Aquí hay un documento interesante.
http://www.silge.com.ar/hojtec/eltra/si010es2.pdf
Básicamente se trata de comprobar el NIVEL de la señal A con el FLANCO de la B (o viceversa, no importa). Si está alto gira en un sentido, si está bajo gira en otro. 
Las señales A y B están desfasadas 90 grados, es decir que la secuencia en un sentido es: apareceA, apareceB, desapareceA, desapareceB. En el otro sentido es apareceA, desapareceB, desapareceA, apareceB. Puedes ver que leyendo una secuencia al revés es lo mismo que la otra.


----------



## guillermo_fd (May 11, 2008)

mira pues segun lo que investigue los encoder de mouse tiene un emisor de luz por cada eje (X,Y) ahora bien tienen dos receptores "A" y "B" por cada eje  los cuales mandan una señal logica ... el sentido del giro es codificado mediante un deface de los sensores en las ranuras del la rueda ... esto crea una señal cuadrada que produce un conteo gray de dos bits , ya sea acendente o descendente segun el sentido del giro : 

(00  01  11  10) o (00 10 11 01) de aqui se manda a un ckt que decodifica en que sentido gira la rueda


----------



## Nico17 (May 11, 2008)

¿Como funcionan los mouse opticos?
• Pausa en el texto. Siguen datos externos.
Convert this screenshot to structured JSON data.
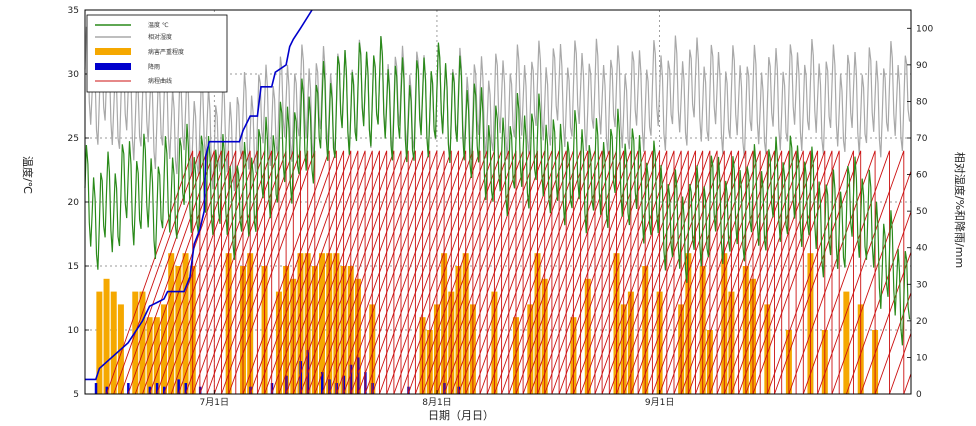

Una vez desarme uno y tienen un tipo de integrado con un lente debajo.


----------



## dnlnlly (Mar 24, 2009)

si alguien sabe como conectar estos para lograr en las salidas pulsos de 0 y 1 se lo agradeceria


----------



## Guest (Mar 28, 2009)

Nico17 dijo:
			
		

> ¿Como funcionan los mouse opticos? Una vez desarme uno y tienen un tipo de integrado con un lente debajo.
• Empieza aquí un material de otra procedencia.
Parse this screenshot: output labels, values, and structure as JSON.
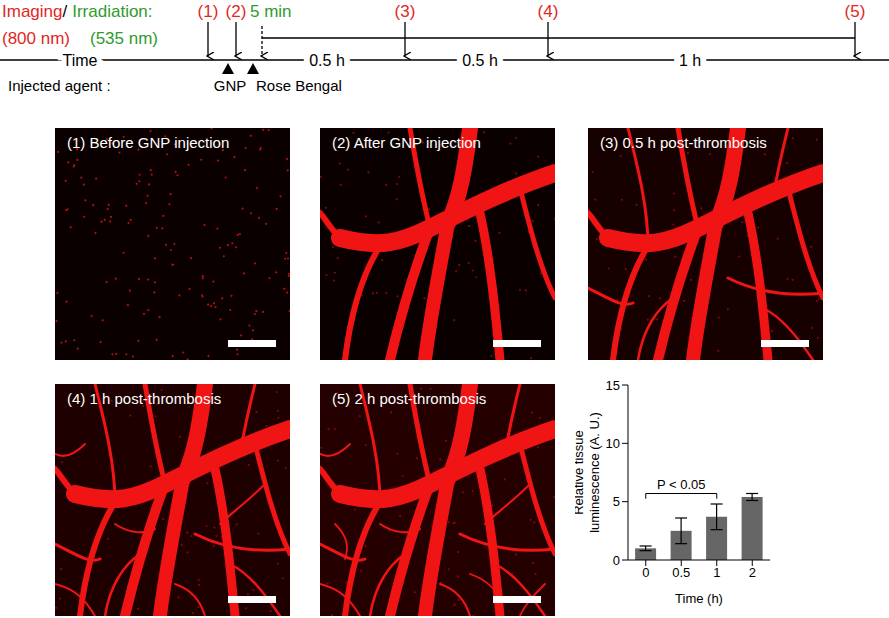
{
  "timeline": {
    "imaging": "Imaging",
    "slash": "/",
    "irradiation": "Irradiation:",
    "imaging_wavelength": "(800 nm)",
    "irradiation_wavelength": "(535 nm)",
    "time": "Time",
    "injected_agent": "Injected agent :",
    "events": [
      {
        "label": "(1)",
        "kind": "imaging"
      },
      {
        "label": "(2)",
        "kind": "imaging"
      },
      {
        "label": "5 min",
        "kind": "irradiation"
      },
      {
        "label": "(3)",
        "kind": "imaging"
      },
      {
        "label": "(4)",
        "kind": "imaging"
      },
      {
        "label": "(5)",
        "kind": "imaging"
      }
    ],
    "intervals": [
      "0.5 h",
      "0.5 h",
      "1 h"
    ],
    "agents": [
      "GNP",
      "Rose Bengal"
    ]
  },
  "panels": [
    "(1) Before GNP injection",
    "(2) After GNP injection",
    "(3) 0.5 h post-thrombosis",
    "(4) 1 h post-thrombosis",
    "(5) 2 h post-thrombosis"
  ],
  "chart_data": {
    "type": "bar",
    "categories": [
      "0",
      "0.5",
      "1",
      "2"
    ],
    "values": [
      1.0,
      2.5,
      3.7,
      5.4
    ],
    "errors": [
      0.2,
      1.1,
      1.1,
      0.3
    ],
    "color": "#666666",
    "xlabel": "Time (h)",
    "ylabel": [
      "Relative tissue",
      "luminescence (A. U.)"
    ],
    "ylim": [
      0,
      15
    ],
    "yticks": [
      0,
      5,
      10,
      15
    ],
    "annotation": {
      "text": "P < 0.05",
      "from": "0",
      "to": "1"
    }
  }
}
Con un sensor CCD, es decir una camara. luego un chip reconoce por hard puntos de referencia (normamente hasta 4).


----------



## nikko (Nov 4, 2009)

hola a todos, soy nuevo en el foro, y eta muy bueno.
tengo un proyecto pero voy a nesecitar ayuda. ¿como hago para girar la volita del maouse o el laser y que la salida sea 0 o 1 sin estar conectado a la pc?? desde ya muchas gracias a todos


----------



## ejtagle (Nov 5, 2009)

Salida a 0 o a 1 sin estar conectada a la PC ? --- Vas a tener que explicar un poco mejor para que te podamos ayudar


----------



## willyland (Dic 7, 2009)

solo coloca tension 5  v al mouse


----------